TOP hosted an afternoon tea and panel discussion in parliament yesterday along with the Fairtrade Foundation and the Ethical Trading Initiative (ETI). We were joined by Jenny Willott MP – Minister for Employment Relations and Consumer Affairs in the Department for Business, Innovation and Skills, Giles Bolton – Ethical Trading Director at Tesco, and Chief Adam Tampuri – Head of a Cashew Farmers Association and Chair of Fairtrade Africa. The event was chaired by Baroness Young of Hornsey – Chair of the APPG for Ethics and Sustainability in Fashion.
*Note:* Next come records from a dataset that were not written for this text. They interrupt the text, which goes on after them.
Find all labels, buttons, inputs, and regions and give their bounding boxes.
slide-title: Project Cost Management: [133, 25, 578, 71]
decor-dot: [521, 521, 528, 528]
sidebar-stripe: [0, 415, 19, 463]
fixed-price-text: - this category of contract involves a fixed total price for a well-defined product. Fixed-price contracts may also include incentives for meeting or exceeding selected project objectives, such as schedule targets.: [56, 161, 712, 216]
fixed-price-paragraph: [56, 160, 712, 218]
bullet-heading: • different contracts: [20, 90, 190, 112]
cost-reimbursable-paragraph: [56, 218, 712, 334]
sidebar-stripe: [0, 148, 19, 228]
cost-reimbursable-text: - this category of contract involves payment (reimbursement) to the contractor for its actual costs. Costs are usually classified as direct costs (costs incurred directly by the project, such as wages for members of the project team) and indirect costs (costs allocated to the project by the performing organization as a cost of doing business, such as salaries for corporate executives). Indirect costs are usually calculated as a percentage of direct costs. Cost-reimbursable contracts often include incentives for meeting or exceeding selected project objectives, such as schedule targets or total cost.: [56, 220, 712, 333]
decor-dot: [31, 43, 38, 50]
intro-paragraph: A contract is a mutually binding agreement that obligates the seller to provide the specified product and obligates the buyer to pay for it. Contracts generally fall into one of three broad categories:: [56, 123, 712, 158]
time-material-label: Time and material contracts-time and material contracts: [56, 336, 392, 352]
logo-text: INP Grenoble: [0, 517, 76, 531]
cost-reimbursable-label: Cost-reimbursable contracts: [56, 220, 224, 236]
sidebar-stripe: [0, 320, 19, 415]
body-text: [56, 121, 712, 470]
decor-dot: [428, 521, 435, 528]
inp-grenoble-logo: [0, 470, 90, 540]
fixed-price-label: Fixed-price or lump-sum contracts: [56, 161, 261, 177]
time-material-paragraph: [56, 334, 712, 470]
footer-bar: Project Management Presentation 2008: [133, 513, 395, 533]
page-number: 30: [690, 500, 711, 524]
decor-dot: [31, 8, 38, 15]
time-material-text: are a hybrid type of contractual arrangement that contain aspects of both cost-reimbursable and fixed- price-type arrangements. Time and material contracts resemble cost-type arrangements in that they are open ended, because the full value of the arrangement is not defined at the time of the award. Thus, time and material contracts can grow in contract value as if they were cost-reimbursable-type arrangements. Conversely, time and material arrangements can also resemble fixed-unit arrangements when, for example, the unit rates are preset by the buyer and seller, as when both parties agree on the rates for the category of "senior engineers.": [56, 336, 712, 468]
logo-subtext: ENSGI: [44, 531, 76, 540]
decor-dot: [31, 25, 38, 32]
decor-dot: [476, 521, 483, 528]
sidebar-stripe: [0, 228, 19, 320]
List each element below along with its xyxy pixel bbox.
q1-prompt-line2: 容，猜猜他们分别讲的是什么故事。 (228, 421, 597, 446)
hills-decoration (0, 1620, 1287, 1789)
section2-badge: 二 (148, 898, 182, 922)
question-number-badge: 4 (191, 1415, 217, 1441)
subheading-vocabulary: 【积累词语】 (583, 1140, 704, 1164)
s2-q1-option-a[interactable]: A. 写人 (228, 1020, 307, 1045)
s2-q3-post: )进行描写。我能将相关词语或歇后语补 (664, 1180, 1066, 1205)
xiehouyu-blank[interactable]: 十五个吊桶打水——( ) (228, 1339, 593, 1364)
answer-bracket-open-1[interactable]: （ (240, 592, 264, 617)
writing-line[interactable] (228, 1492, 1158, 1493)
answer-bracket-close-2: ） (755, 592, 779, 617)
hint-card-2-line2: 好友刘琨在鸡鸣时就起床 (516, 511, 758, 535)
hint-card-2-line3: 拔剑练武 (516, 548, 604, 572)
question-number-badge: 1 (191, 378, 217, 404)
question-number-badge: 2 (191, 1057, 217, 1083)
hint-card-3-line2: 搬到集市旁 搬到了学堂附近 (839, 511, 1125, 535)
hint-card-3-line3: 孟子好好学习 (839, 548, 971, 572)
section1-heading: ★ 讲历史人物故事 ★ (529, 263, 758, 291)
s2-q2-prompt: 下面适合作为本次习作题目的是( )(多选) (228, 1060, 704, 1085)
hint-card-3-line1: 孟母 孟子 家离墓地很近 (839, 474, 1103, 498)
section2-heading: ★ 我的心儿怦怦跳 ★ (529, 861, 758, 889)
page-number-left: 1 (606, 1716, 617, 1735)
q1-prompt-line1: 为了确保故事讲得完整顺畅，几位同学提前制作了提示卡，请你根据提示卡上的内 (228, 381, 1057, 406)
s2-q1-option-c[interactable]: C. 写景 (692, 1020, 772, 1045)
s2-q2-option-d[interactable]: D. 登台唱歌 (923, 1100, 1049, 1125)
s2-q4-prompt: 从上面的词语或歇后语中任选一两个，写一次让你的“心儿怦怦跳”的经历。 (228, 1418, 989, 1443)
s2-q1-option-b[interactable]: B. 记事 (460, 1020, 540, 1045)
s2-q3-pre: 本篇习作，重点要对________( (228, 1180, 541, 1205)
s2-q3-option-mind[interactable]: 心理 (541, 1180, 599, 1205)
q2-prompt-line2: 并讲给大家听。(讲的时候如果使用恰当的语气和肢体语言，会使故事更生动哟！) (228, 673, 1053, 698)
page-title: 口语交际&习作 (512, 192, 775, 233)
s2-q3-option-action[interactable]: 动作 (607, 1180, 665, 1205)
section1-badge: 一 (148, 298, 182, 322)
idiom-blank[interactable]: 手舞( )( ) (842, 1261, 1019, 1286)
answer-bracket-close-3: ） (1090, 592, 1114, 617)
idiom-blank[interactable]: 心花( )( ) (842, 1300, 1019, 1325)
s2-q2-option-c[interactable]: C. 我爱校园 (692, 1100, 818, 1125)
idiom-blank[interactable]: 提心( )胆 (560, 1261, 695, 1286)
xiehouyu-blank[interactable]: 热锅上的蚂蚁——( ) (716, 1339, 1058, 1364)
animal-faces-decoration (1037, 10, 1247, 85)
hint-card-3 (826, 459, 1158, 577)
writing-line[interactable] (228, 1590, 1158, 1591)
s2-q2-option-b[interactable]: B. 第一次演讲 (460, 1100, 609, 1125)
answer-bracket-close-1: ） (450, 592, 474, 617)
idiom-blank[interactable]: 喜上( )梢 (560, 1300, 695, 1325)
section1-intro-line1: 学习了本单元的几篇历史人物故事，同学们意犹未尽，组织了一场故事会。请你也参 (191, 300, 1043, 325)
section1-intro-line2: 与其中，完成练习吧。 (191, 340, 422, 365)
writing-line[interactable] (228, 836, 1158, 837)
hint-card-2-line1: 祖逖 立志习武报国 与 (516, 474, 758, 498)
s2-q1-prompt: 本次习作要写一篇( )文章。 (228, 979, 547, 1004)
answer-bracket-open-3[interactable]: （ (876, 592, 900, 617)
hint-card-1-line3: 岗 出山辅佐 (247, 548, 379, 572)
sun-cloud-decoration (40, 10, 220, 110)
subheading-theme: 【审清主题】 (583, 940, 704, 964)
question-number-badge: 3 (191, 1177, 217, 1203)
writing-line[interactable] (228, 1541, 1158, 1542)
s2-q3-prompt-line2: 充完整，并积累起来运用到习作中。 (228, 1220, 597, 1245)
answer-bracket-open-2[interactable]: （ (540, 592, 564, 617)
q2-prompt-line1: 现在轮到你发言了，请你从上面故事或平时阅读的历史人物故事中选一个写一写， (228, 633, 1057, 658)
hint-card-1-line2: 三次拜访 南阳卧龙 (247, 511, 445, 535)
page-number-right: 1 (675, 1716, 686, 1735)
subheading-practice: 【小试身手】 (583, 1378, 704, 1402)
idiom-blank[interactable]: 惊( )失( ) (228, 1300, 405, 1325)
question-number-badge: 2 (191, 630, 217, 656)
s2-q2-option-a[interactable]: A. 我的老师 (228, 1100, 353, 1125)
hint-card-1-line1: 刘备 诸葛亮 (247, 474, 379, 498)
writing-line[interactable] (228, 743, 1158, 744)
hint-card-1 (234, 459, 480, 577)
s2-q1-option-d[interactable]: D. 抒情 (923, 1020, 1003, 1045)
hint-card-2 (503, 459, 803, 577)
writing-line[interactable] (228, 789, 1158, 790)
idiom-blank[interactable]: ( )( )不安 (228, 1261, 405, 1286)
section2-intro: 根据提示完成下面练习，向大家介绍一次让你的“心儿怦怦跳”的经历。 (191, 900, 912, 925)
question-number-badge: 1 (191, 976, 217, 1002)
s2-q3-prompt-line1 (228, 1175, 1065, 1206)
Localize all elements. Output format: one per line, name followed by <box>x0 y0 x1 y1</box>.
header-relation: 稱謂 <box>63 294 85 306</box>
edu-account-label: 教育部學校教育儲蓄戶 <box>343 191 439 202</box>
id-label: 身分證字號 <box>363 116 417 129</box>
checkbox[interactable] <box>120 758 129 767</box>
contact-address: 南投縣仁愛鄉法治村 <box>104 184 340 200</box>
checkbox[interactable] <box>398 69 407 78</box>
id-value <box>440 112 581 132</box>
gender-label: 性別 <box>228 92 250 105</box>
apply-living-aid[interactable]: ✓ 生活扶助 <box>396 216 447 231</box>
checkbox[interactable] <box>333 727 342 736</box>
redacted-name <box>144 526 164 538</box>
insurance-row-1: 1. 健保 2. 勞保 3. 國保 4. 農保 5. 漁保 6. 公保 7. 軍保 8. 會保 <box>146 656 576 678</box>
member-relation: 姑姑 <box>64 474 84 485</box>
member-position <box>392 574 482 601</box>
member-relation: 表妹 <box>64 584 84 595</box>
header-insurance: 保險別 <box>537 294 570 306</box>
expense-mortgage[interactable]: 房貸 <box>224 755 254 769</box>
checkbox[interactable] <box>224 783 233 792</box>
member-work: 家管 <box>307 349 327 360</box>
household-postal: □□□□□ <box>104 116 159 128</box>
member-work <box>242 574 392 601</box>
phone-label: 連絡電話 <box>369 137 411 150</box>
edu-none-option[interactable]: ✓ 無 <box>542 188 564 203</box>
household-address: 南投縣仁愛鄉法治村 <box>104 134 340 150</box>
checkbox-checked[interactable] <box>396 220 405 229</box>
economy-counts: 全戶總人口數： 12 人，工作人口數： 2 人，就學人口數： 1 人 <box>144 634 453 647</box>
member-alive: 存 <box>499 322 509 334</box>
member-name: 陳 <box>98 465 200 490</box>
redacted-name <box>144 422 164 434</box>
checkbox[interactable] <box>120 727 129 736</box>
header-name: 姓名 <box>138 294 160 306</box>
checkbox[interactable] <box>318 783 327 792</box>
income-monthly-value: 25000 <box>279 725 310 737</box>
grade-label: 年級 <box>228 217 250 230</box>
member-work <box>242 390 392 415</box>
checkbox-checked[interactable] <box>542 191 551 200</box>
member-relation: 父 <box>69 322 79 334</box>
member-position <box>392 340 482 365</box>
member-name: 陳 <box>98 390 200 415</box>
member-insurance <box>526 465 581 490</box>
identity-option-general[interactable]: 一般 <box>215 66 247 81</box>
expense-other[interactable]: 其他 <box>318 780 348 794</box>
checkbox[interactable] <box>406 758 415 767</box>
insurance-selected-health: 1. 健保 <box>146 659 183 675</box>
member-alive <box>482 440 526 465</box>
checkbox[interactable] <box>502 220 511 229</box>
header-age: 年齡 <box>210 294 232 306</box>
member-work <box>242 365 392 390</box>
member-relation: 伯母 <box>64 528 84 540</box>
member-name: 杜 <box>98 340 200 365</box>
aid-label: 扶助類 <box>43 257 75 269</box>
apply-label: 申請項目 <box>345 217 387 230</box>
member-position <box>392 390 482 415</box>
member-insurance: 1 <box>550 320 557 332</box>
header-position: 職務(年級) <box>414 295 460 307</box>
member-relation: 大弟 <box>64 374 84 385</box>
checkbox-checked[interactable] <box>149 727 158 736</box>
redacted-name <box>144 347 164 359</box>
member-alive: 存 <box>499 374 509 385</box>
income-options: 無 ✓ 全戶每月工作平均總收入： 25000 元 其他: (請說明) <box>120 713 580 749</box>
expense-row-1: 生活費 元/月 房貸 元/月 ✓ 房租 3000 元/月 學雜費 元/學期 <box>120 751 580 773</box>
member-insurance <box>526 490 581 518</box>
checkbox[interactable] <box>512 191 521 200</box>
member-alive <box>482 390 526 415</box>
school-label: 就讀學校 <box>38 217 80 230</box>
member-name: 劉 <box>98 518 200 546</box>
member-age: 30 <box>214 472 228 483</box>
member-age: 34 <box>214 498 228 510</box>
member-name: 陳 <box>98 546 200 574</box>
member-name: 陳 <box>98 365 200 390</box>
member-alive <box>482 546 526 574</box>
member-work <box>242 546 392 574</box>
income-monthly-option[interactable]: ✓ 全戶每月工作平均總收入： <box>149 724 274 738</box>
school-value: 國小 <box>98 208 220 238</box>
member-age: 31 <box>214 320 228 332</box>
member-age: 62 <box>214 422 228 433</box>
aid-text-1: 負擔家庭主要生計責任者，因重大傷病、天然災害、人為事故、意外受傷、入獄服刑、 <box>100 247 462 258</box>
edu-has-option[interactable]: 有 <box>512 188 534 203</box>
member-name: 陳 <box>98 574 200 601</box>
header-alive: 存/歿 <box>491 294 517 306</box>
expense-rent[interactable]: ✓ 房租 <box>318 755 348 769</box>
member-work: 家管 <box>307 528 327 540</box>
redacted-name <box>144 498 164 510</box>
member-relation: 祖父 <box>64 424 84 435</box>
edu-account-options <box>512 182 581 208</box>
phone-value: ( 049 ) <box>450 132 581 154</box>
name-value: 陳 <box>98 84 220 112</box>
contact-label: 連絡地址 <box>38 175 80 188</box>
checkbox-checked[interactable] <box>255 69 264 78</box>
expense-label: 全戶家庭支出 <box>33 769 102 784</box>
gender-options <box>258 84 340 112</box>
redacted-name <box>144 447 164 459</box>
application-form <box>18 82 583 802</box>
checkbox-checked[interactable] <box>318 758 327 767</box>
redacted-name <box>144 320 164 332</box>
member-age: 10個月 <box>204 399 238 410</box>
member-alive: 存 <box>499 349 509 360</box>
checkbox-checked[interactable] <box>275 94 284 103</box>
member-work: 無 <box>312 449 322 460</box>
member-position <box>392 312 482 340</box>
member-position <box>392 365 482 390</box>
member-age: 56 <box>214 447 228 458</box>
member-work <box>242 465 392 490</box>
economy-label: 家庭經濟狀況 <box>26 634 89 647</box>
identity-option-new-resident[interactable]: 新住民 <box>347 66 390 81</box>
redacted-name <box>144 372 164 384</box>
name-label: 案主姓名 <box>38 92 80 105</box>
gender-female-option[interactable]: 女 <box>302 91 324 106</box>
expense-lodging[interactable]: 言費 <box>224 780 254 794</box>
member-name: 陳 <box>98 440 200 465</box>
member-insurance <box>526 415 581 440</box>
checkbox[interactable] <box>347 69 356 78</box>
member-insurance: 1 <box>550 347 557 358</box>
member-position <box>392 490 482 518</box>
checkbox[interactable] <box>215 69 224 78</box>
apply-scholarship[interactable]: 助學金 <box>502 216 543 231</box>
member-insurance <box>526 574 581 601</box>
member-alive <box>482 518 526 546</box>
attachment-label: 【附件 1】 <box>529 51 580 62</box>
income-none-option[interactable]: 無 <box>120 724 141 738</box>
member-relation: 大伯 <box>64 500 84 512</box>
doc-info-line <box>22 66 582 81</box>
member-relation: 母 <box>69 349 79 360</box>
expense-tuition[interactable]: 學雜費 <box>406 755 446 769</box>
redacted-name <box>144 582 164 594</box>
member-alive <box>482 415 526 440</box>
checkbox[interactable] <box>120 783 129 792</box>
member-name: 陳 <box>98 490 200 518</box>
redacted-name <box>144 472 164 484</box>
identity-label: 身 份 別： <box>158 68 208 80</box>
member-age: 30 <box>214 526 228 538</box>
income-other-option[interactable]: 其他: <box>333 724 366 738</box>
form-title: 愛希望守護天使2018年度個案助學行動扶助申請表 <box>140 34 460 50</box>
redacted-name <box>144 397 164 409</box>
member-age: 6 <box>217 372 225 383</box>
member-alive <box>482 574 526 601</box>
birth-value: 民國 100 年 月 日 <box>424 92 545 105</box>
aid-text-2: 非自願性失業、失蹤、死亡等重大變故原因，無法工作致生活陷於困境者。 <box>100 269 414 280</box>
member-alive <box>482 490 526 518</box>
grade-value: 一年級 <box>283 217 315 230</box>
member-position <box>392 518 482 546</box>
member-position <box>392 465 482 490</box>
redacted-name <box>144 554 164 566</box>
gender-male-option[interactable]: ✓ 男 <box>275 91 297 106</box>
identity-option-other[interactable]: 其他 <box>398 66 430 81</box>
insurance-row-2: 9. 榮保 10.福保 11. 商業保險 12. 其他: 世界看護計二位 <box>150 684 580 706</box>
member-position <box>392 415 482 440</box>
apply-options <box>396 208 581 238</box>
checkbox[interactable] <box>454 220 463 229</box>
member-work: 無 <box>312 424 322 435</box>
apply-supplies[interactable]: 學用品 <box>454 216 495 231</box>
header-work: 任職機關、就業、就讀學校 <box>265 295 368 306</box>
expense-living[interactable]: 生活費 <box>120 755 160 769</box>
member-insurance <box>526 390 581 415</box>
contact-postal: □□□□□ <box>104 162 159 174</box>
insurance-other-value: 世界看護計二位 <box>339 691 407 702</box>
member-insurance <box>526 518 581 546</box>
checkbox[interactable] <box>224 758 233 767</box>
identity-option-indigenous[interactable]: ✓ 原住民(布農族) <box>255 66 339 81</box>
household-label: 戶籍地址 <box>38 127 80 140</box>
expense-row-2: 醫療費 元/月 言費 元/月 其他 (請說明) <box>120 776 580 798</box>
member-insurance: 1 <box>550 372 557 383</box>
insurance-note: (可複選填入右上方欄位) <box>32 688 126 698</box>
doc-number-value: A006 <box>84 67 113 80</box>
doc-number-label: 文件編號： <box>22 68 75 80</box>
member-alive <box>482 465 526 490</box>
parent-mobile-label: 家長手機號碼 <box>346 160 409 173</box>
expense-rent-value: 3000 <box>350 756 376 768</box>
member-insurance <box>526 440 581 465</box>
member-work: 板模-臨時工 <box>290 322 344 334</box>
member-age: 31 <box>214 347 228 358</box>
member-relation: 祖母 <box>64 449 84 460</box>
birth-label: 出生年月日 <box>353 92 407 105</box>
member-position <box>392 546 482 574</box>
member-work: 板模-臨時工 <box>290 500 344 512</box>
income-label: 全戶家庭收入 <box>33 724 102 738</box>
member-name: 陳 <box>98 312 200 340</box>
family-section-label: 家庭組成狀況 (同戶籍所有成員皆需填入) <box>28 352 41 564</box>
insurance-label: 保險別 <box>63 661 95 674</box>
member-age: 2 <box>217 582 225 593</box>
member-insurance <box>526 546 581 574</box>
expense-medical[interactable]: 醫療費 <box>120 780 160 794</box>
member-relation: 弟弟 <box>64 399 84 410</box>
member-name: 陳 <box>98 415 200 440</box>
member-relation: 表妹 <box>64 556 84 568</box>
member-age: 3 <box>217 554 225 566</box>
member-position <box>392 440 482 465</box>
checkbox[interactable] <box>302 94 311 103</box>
Since the tragedy at the Rana Plaza factory in Bangladesh, which killed over one thousand workers just over a year ago, the nature of global supply chains has been brought into the spotlight. Small scale producers, factory workers, and agricultural labourers often face unfair trading practices, poor terms and conditions and lack of skills training. Getting the benefits of trade to women farmers and workers in particular is a key challenge. The need for greater transparency and accountability on ethical issues within supply chains linked to UK markets is clear, as part of seeing such supply chains contribute effectively to poverty reduction and development gains. This was a chance to hear government, business and civil society views on work that is taking place to address these challenges, and what the emerging priorities are. What works well, and what more could be done by way of policy, guidance or regulation, to encourage and ensure good practice?
Baroness Young spoke of the greater focus that supply chains have received in the year since the Rana Plaza disaster and the need to continue to build on the initial momentum to continue to cut across the nexus of trade, aid and development. We have a real chance now to change in business behaviour
Keynote Speaker, Jenny Willott MP, spoke about the key role that businesses have to play in development and in encouraging investment. “The business case for why businesses should be transparent is very clear – it improves their reputation, reduces their exposure to risk, and can make efficiency savings by making organisations more productive.”
As the first country to publish a business and human rights plan last year, the UK is leading the way in this area, reflecting consumer opinion – consumers want to see businesses behaving in an ethical way and they are prepared to vote with their feet. 83% of people said that the ethical standards of the business they were purchasing from mattered.
Giles Bolton from Tesco emphasised the recognition that retailers like them give to the benefits of ensuring the benefits of trade reach those in their supply chains. The reputational case is clear, but there is an obvious business case too – if you treat people decently you get the best out of them….a long term relationship with suppliers means you will get the best innovation and loyalty, in a world full of competition.
He gave the example of how Tesco have changed their approach to their banana supply chain. “A few years ago Tesco used to buy bananas from a trader in the UK, who sourced them from various places. We had some rules about the quality and a little on the ethics. Now we have direct contracts and relationships with producers on the ground. This means we are more exposed to things going wrong, but our ability to ensure the ethics and labour standards has changed. Now more than 50% of Tesco bananas come from dedicated farms in Columbia and Costa Rica. We have specific agreements with those farms to pay the sustainable price of production, we actually use the Fairtrade minimum price, and we can strike agreements because we have 100% supply with those suppliers to make sure the workers on those farms are paid a living wage. We get a strong, sustainable supply chain that will be secure for the future, and we get the reputational protection.
Giles also spoke of the moral case – to be a responsible retailer, you cannot cut and run when there is a crisis, but should use your influence as a big company to help resolve the problems.
Speaking on behalf of Fairtrade, Chief Adam Tampuri, highlighted the need to recognise farmers and smallscale producers as human beings rather than just suppliers:
“Traders and agents walk into communities and dictate the prices they want, buy the produce, take it away and the farmers remain where they are. Without transparency you can’t plan for the future, you cannot make investments, either in social programs, environmental programs or any other business. Without transparency you have no negotiating power. You don’t know what new innovations are out there, what new quality or efficiency improvements you need to make. All these things are related to our relationship with those we trade with.” There is need to build long-term trust and a real partnership that goes beyond a buying and selling relationship.